Owen-Liuyuxuan / visualDet3D

Official Repo for Ground-aware Monocular 3D Object Detection for Autonomous Driving / YOLOStereo3D: A Step Back to 2D for Efficient Stereo 3D Detection
https://owen-liuyuxuan.github.io/papers_reading_sharing.github.io/3dDetection/GroundAwareConvultion/
Apache License 2.0
361 stars 76 forks source link

Support for mono 3D random resize augmentation #72

Open ZCMax opened 1 year ago

ZCMax commented 1 year ago

Have you ever tried 3D random resize augmentation in monocular 3d object detection?

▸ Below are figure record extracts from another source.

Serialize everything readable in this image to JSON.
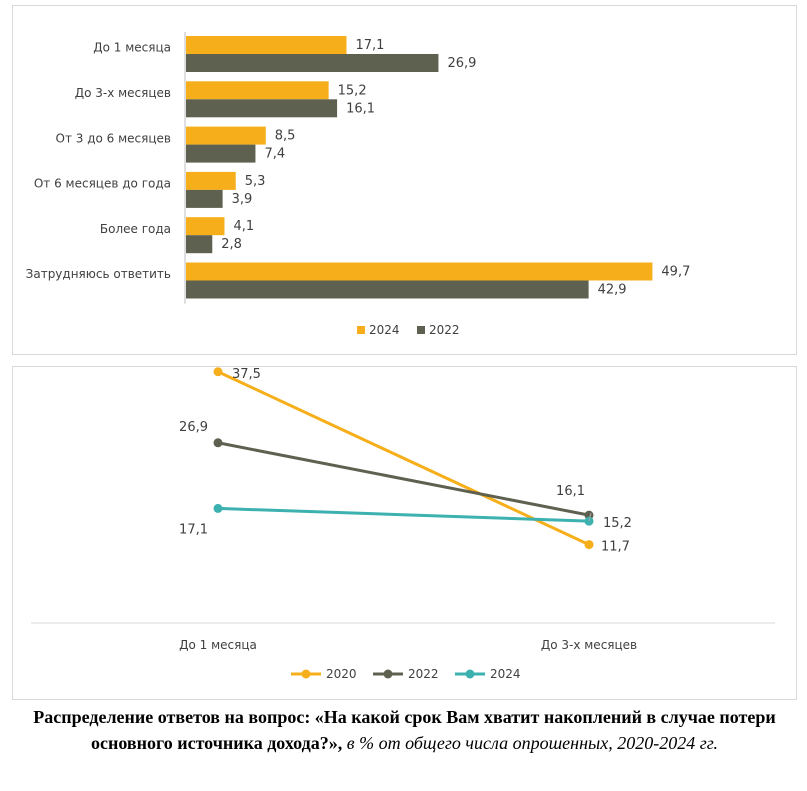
{
  "colors": {
    "c2024": "#F6AF1B",
    "c2022": "#5F6150",
    "c2020": "#F6AF1B",
    "line2024": "#3DB0B0",
    "axis": "#bfbfbf",
    "text": "#404040"
  },
  "chart_data": [
    {
      "type": "bar",
      "orientation": "horizontal",
      "categories": [
        "До 1 месяца",
        "До 3-х месяцев",
        "От 3 до 6 месяцев",
        "От 6 месяцев до года",
        "Более года",
        "Затрудняюсь ответить"
      ],
      "series": [
        {
          "name": "2024",
          "values": [
            17.1,
            15.2,
            8.5,
            5.3,
            4.1,
            49.7
          ],
          "labels": [
            "17,1",
            "15,2",
            "8,5",
            "5,3",
            "4,1",
            "49,7"
          ]
        },
        {
          "name": "2022",
          "values": [
            26.9,
            16.1,
            7.4,
            3.9,
            2.8,
            42.9
          ],
          "labels": [
            "26,9",
            "16,1",
            "7,4",
            "3,9",
            "2,8",
            "42,9"
          ]
        }
      ],
      "xlim": [
        0,
        52
      ],
      "legend": [
        "2024",
        "2022"
      ],
      "legend_position": "bottom"
    },
    {
      "type": "line",
      "categories": [
        "До 1 месяца",
        "До 3-х месяцев"
      ],
      "series": [
        {
          "name": "2020",
          "values": [
            37.5,
            11.7
          ],
          "labels": [
            "37,5",
            "11,7"
          ]
        },
        {
          "name": "2022",
          "values": [
            26.9,
            16.1
          ],
          "labels": [
            "26,9",
            "16,1"
          ]
        },
        {
          "name": "2024",
          "values": [
            17.1,
            15.2
          ],
          "labels": [
            "17,1",
            "15,2"
          ]
        }
      ],
      "ylim": [
        0,
        42
      ],
      "legend": [
        "2020",
        "2022",
        "2024"
      ],
      "legend_position": "bottom"
    }
  ],
  "caption": {
    "bold": "Распределение ответов на вопрос: «На какой срок Вам хватит накоплений в случае потери основного источника дохода?»,",
    "italic": " в % от общего числа опрошенных, 2020-2024 гг."
  }
}
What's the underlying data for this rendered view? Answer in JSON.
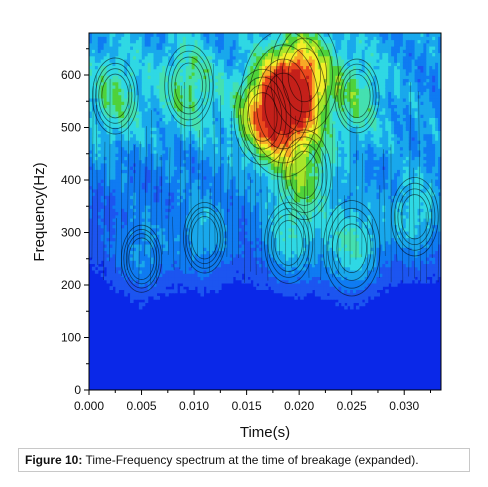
{
  "chart_data": {
    "type": "heatmap",
    "plot": "filled contour",
    "xlabel": "Time(s)",
    "ylabel": "Frequency(Hz)",
    "xlim": [
      0.0,
      0.0335
    ],
    "ylim": [
      0,
      680
    ],
    "x_ticks": [
      0.0,
      0.005,
      0.01,
      0.015,
      0.02,
      0.025,
      0.03
    ],
    "x_tick_labels": [
      "0.000",
      "0.005",
      "0.010",
      "0.015",
      "0.020",
      "0.025",
      "0.030"
    ],
    "y_ticks": [
      0,
      100,
      200,
      300,
      400,
      500,
      600
    ],
    "y_tick_labels": [
      "0",
      "100",
      "200",
      "300",
      "400",
      "500",
      "600"
    ],
    "colormap": [
      "#0a28e8",
      "#1c55f0",
      "#0f7bf2",
      "#19a8ec",
      "#2fd8e4",
      "#44e0b0",
      "#4fd23a",
      "#a8e62a",
      "#f3ee2a",
      "#f8a826",
      "#e9481c",
      "#c4201a"
    ],
    "contour_color": "#000000",
    "peak": {
      "time": 0.018,
      "frequency": 540
    },
    "energy_features": [
      {
        "time": 0.0185,
        "frequency": 545,
        "level": 1.0
      },
      {
        "time": 0.0205,
        "frequency": 600,
        "level": 0.72
      },
      {
        "time": 0.0165,
        "frequency": 520,
        "level": 0.55
      },
      {
        "time": 0.0095,
        "frequency": 580,
        "level": 0.42
      },
      {
        "time": 0.0025,
        "frequency": 560,
        "level": 0.38
      },
      {
        "time": 0.0255,
        "frequency": 560,
        "level": 0.36
      },
      {
        "time": 0.0205,
        "frequency": 410,
        "level": 0.5
      },
      {
        "time": 0.025,
        "frequency": 270,
        "level": 0.55
      },
      {
        "time": 0.019,
        "frequency": 280,
        "level": 0.42
      },
      {
        "time": 0.011,
        "frequency": 290,
        "level": 0.33
      },
      {
        "time": 0.031,
        "frequency": 330,
        "level": 0.4
      },
      {
        "time": 0.005,
        "frequency": 250,
        "level": 0.3
      }
    ]
  },
  "caption": {
    "label": "Figure 10:",
    "text": "Time-Frequency spectrum at the time of breakage (expanded)."
  }
}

Owen-Liuyuxuan commented 1 year ago

Did you mean "RandomWarpAffine" which resizes and crops the image into a random size and then pads it to the target shape?

https://github.com/Owen-Liuyuxuan/visualDet3D/blob/15d4c376bd84eb33c003a59e4bb52bf1aa7fdf08/visualDet3D/data/pipeline/stereo_augmentator.py#L440

This augmentation requires the method to be robust to varying camera intrinsic, and is very important for centernet-based methods.

ZCMax commented 1 year ago

Yes, I'm confused that when resizing images, not only the 2d bboxes should be resized, the 3d labels like depth seems also need to be adjusted, but I have tried multi-scale training on several mono3d model, which results in the performance drop.

Owen-Liuyuxuan commented 1 year ago

Yes, you could read the code and know that depth images will resize following the main images.

However, the main problem is that many mono3d models directly predict depth, or like GAC we use a fixed prior for anchors. The depth prediction will failed for these methods.

ZCMax commented 1 year ago

Yes, you could read the code and know that depth images will resize following the main images.

However, the main problem is that many mono3d models directly predict depth, or like GAC we use a fixed prior for anchors. The depth prediction will failed for these methods.

Yes, that's the trouble which we need to consider